Four dead in Upper West Side shooting

UPPER WEST SIDE The three victims, a man, his father-in-law and his son, were gunned down inside the apartment on Amsterdam Avenue, near 84th Street, just after 1:50 p.m.

Police say the shooter, identified as 44-year-old Hector Quinones, then fell off a fire escape to his death trying to flee the scene. Police suspect the shootings were drug-related and say they found a large stash of heroin inside the apartment.

Authorities say 52-year-old Carlos Rodriguez, Sr., and 24-year-old Carlos Rodriguez, Jr., were found in a bedroom. Fernando Gonzalez, 87, was found in the bathroom. Police recovered a semiautomatic handgun in the third-floor apartment in the rear of the walk-up building.

The elder Carlos Rodriguez's wife and daughter came home with the alleged killer still inside. They were both reportedly pistol-whipped before the daughter, Lyanis Rodriguez, managed to lock herself in the bathroom with her father's and brother's bodies while Quinones allegedly demanded money and drugs.

Giselle Rodriguez, who is the mother of the 24-year-old victim, managed to escape. She reportedly ran through a nearby assisted living home, screaming to witnesses about the shooting. She was taken to a nearby hospital.

Sources say Quinones knew his victims from prison, from which he had recently been released. Carlos Rodriguez, Sr., has reportedly served several convitions for drug possesion.

No arrests have been made.

The building is on a busy commercial strip in a tree-lined residential neighborhood a few blocks from Central Park and the American Museum of Natural History.

The shootings rattled the upscale neighborhood, as pizzeria owners and priests watched the wounded woman wheeled into an ambulance.

Police had the entrance to the building and part of the block cordoned off. Scores of onlookers crowded the sidewalks, and dozens of police cars lined Amsterdam Avenue.

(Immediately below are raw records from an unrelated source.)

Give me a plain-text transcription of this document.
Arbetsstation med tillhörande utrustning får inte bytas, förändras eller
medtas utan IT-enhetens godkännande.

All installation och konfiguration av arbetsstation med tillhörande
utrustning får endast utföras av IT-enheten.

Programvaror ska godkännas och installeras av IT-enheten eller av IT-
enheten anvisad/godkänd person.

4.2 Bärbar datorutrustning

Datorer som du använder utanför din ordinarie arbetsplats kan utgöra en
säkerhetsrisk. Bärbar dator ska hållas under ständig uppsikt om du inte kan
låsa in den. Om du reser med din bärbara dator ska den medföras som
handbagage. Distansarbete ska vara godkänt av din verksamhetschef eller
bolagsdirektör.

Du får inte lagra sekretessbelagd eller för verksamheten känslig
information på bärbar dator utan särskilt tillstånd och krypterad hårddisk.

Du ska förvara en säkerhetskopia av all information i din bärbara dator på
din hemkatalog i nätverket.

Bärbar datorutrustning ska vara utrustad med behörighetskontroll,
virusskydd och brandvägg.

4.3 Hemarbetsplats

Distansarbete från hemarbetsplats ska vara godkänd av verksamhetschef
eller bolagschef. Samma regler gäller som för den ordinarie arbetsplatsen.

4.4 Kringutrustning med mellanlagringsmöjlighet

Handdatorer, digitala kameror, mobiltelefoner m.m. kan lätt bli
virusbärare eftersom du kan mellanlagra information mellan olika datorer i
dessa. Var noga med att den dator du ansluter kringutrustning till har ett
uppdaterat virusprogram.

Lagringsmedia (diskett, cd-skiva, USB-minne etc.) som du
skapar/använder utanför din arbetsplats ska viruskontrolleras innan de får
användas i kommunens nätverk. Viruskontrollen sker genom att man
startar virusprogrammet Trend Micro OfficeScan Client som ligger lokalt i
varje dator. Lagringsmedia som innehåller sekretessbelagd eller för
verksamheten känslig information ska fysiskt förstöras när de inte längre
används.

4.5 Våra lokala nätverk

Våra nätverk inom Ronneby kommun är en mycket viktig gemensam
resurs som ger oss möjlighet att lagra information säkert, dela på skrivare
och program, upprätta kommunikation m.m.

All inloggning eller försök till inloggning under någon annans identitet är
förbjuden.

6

This is a great, yuppified neighborhood," said Gene Silvers, who was pumping air into his bicycle tires across the street from the shootings. "Not dangerous."

Hispanic neighbors planned a Spanish-only prayer service for the victims later Thursday.

Hector O'Neal, who said he was the family's landlord, said police had asked him not to speak about "la familia familia Rodriguez." "I can't talk to anybody right now," he said.

Dimitrios Vezyrakis said the family were "nice people, just normal people who came in for pizza" across the street.

Darryl Gamble, who owns a women's clothing boutique on the ground floor, said he heard no commotion coming from the apartments.

"I think that most of the tenants have been there for years," Gamble said. He said he had no problems with his neighbors, outside of "the usual, New York noise, a few leaks."